Is it as good as I would like? Yes and no. There is still this lingering insecurity in my head. It is difficult for me to think that a few months ago she was contemplating separation and even divorce, and now all is good. I think my W is definitely going through a MLC and she has settled some issues in her mind, but not all.
For example, my W wants to return to university to get a MS and start a new career (related to her current one). This would involve her leaving to a University a 3-hr drive away for 1 year. She would then do 1 year of training. Overall the financial hit would be enormous due to 2 years of her not having an income, paying tuition, and paying for an apartment while she is at school. BTW, we have young 3 girls. I told her I supported her, and it was her decision. We have not discussed all the implications. I think we both know or think that it is unlikely to happen.
My W is also desparate to make more friends. For the most part, this has not been working out very well for her. Having moved to a new area, it is difficult because by our age most people who live here have established their social circles and I notice that many people are not that interested in expanding it.
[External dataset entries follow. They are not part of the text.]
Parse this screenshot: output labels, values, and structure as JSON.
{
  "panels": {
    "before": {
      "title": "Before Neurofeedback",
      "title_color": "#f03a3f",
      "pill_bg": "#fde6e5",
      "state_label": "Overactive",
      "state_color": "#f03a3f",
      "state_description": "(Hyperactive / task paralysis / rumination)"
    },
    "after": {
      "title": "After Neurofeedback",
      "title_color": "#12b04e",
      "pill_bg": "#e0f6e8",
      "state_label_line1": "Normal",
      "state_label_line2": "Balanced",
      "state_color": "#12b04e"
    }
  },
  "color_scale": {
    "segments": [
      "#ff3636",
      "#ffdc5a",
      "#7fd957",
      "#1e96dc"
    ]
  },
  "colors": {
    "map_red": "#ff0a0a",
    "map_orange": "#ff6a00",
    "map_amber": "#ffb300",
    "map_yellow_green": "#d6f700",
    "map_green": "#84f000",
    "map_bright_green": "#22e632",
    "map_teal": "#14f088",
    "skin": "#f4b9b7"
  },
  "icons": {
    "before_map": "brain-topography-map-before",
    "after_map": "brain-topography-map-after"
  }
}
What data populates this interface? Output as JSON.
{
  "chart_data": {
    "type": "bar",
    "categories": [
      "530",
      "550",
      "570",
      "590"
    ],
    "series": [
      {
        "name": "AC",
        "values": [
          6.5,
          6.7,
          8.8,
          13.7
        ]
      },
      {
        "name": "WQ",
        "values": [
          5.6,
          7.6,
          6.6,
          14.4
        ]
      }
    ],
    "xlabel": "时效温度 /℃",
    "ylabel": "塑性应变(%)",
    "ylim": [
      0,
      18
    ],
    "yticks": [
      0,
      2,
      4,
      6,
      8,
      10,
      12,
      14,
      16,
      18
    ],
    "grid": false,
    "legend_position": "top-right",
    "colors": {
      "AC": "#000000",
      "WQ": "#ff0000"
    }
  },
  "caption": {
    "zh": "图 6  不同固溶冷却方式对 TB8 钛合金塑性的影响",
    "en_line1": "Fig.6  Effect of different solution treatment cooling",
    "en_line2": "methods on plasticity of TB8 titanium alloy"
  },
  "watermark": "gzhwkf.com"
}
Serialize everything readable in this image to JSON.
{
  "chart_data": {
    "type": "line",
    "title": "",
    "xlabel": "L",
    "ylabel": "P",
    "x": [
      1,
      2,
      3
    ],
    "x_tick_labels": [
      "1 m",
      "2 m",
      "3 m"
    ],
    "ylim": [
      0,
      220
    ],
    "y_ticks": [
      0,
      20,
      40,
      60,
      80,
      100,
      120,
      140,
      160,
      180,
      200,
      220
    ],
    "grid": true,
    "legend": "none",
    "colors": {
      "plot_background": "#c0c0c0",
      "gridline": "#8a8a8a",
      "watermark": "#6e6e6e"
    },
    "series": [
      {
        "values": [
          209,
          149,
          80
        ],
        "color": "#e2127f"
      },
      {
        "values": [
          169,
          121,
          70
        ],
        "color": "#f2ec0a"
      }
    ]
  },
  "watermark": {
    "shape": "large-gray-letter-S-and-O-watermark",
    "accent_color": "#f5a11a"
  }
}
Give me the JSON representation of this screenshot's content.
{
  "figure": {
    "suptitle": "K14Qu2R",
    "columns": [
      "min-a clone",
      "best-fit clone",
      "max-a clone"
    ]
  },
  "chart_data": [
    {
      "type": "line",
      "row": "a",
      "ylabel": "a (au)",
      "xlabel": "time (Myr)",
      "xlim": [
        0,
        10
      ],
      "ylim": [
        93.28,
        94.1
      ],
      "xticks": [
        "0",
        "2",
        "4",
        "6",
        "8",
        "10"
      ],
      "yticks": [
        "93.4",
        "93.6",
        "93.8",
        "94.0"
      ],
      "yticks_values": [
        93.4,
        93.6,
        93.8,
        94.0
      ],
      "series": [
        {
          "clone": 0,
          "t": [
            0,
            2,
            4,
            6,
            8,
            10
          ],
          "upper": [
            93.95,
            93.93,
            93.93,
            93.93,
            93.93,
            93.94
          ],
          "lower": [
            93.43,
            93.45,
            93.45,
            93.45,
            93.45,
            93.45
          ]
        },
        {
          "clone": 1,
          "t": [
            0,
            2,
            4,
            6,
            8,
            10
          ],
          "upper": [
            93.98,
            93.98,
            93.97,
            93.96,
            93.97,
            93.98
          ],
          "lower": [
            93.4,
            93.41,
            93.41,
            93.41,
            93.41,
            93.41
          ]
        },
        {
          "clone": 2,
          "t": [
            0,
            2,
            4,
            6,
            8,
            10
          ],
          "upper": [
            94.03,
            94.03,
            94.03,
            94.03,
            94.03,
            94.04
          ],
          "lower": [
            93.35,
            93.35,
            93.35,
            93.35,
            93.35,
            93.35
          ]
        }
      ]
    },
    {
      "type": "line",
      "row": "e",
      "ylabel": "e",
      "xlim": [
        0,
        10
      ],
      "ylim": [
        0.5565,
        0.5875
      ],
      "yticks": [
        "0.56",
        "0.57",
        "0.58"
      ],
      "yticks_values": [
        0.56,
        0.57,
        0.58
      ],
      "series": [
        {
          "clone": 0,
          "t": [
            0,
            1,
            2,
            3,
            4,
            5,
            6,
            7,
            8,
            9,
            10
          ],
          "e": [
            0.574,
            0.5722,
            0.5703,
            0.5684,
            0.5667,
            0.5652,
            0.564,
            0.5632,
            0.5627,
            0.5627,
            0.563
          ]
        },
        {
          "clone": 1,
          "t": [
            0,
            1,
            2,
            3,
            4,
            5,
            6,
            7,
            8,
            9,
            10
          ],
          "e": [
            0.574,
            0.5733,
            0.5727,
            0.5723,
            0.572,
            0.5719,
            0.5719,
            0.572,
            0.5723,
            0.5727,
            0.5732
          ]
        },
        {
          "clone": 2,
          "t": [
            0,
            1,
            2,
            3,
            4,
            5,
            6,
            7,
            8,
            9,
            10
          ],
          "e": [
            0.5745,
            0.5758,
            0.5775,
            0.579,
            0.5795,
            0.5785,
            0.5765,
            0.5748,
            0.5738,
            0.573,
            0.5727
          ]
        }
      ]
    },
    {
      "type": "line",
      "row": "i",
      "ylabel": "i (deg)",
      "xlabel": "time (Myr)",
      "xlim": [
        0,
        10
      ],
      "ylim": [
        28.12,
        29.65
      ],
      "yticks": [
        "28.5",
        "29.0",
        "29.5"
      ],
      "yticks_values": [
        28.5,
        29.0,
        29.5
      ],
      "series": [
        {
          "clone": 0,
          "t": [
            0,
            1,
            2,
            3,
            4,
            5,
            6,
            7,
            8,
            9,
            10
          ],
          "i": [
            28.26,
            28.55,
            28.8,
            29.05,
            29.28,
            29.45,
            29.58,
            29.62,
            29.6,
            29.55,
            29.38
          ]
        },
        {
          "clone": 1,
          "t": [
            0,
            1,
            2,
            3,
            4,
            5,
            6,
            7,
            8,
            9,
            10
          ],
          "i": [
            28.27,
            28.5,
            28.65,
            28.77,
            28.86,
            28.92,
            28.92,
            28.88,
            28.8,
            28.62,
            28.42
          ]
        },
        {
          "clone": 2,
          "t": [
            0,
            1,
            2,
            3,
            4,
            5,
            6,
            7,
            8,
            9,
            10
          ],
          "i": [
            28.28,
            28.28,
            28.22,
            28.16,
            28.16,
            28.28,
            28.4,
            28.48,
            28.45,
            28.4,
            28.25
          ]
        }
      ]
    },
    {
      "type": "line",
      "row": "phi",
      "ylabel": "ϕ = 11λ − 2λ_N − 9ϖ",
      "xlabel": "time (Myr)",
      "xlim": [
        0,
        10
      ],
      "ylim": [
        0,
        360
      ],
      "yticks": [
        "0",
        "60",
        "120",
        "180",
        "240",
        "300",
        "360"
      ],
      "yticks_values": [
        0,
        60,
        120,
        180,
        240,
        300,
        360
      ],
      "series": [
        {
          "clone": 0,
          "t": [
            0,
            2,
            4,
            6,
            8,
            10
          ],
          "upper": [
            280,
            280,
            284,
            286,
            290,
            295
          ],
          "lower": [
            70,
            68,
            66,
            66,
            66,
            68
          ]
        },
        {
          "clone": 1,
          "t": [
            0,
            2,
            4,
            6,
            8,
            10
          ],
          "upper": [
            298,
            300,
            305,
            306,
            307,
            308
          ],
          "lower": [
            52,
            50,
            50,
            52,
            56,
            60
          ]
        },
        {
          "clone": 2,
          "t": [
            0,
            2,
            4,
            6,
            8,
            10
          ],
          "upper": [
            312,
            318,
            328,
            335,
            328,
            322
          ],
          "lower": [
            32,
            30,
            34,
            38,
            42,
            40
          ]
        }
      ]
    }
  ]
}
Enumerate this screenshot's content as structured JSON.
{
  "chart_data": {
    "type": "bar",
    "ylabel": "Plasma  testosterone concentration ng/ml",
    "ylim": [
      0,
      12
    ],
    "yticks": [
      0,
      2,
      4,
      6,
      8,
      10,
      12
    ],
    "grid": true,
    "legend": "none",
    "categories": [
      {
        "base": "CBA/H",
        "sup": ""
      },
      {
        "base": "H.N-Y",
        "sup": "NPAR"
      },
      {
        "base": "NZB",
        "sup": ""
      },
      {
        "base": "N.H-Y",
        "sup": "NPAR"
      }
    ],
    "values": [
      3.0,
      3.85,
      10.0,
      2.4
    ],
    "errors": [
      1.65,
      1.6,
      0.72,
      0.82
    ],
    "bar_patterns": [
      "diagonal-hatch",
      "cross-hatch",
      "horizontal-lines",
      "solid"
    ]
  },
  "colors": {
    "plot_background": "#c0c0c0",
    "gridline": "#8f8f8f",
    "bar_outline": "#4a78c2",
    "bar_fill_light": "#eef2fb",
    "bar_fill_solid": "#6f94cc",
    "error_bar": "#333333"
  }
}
My W is also continuing the spend like money is no issue.
Me, I continue to GAL with my hobbies; I continue to give W space; I don't complain, although in some cases, such as cleaning the house or cooking, I would like to! (last week I cooked twice, W not once, she took kids to dinner 2 nights that I was late due to GAL activities and on 5th night we did leftovers); I avoid pursuit behavior; and I continue my 180s. I think many of my 180s are now part of me, so slipping to old ways is unlikely.
In 2 weeks is our 22nd anniversary. I'm not sure what we'll do. We will do something, at least dinner at a restuarant. I'm also not sure what to get her. I will send flowers to her office -- this is a 180 because I almost never sent her flowers in 22 years and I realize she really appreciates it. Her love language is gifts.
So in summary, I think I am cautiously transitioning to piecing. However, we have not really discussed our relationship. I wonder if my W will want to? It seems to me as if she wants to forget the last 6 months. I'm also thinking through what I need for me to be satisfied that we're on a new track.
When we talked somewhat briefly about our R several weeks ago, I mentioned that the W wearing her engagement and wedding rings would make me feel loved. She has not worn the rings in about 2 years. She does wear a ring, but one she bought herself and that has other significance for her. She cried when I said this, and mentioned that I never wore my ring and that I even lost it. This was 20 years ago, a real bone-head move, and I never realized how much it meant to her. I mention this because this week, I saw that she added our wedding band to her finger. I see this as a very positive step. I wonder should I mention it?